As soon as the doctor came into the exam room he started berating me for being fat and having high blood pressure – nothing about the respiratory infection that had brought me to his office. I tried to tell him that I had never had high blood pressure before, but he wouldn’t listen. He went on and on about my weight, my “high blood pressure” and how I was a heart attack or stroke waiting to happen. “It can and does happen, even to people your age when they’re as big as you are.” (I was about 190 at the time.)

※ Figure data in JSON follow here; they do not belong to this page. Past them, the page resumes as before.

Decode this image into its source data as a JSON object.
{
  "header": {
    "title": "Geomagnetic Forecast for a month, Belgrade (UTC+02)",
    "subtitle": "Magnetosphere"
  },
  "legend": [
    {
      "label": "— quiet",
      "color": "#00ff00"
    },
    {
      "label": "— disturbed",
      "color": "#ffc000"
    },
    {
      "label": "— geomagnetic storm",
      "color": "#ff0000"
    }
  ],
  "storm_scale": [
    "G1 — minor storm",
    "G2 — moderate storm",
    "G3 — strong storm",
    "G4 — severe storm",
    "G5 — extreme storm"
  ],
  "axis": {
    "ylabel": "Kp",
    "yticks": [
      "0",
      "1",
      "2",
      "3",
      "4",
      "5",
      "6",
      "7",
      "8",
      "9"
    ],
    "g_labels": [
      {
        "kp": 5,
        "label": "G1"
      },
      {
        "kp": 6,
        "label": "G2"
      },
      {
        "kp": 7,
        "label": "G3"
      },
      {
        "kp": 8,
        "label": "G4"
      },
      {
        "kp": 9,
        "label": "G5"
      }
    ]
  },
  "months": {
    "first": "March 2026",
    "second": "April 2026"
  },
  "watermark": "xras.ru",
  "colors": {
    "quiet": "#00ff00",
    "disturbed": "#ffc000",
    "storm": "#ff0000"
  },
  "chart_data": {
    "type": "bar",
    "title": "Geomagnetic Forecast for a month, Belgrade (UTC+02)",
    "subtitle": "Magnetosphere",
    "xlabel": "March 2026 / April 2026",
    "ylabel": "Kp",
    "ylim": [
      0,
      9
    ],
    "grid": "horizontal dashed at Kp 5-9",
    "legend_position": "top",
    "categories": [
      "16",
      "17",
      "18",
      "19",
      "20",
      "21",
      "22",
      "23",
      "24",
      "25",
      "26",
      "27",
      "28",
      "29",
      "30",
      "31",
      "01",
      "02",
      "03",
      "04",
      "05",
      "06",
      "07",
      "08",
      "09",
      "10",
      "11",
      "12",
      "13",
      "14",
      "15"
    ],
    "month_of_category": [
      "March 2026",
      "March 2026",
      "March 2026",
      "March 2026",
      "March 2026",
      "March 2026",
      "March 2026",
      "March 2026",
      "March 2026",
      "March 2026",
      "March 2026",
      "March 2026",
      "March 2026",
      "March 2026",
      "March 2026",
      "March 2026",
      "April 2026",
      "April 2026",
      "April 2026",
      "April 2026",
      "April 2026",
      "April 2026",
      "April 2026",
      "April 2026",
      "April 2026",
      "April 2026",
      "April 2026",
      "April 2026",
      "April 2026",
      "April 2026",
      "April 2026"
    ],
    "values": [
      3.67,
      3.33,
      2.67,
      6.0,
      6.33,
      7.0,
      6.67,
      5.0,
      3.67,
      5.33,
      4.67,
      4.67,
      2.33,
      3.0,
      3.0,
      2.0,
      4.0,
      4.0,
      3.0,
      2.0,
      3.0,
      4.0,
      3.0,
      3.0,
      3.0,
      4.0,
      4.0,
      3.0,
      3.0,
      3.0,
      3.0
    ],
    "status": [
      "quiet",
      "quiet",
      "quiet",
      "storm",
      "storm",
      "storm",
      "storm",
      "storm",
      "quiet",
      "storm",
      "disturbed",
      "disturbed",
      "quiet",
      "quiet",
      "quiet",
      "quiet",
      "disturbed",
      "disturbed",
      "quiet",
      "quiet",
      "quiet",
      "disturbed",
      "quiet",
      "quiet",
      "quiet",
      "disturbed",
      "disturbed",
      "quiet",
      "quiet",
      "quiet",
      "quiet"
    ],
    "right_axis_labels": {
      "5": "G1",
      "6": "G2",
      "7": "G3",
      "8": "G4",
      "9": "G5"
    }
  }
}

My mother also told him my blood pressure had always been normal and perhaps – just perhaps – it was high at the moment because I was sick and feeling nervous about seeing a new doctor. (She has “white coat hypertension” herself, so it was a valid concern.) He was just as rude and dismissive of her. He told her she wasn’t helping me by “protecting me from the truth”, and that he was doing us a favor if it “scared some weight off” me because it would save my life. He was absolutely vile to both of us.
He then grudgingly wrote a prescription for antibiotics and cough syrup, and sent us off with a standard 1,000 calorie diet from a tear-off pad. He even told us to make a follow-up appointment with his nurse and he’d get my “health under control.” As if.
I left the office in tears. My mother, normally a mild-mannered, non-confrontational sort of woman, was furious. When we followed up a week later with our regular GP, he confirmed that my blood pressure was back to where it had always been – perfectly normal. He said my temporary high blood pressure could have been caused by any number of things, including the OTC cold medicines I’d been taking to treat my symptoms.
So why did Dr. Scaremonger apparently never consider this possibility? Raised blood pressure is a well-known side effect of the most popular decongestant, which is why those with actual hypertension can’t take it. You’d think this would occur to a doctor, right? Apparently not when treating fat patients. To him, I was in denial, a liar, and on death’s doorstep at 16, all because of the fat.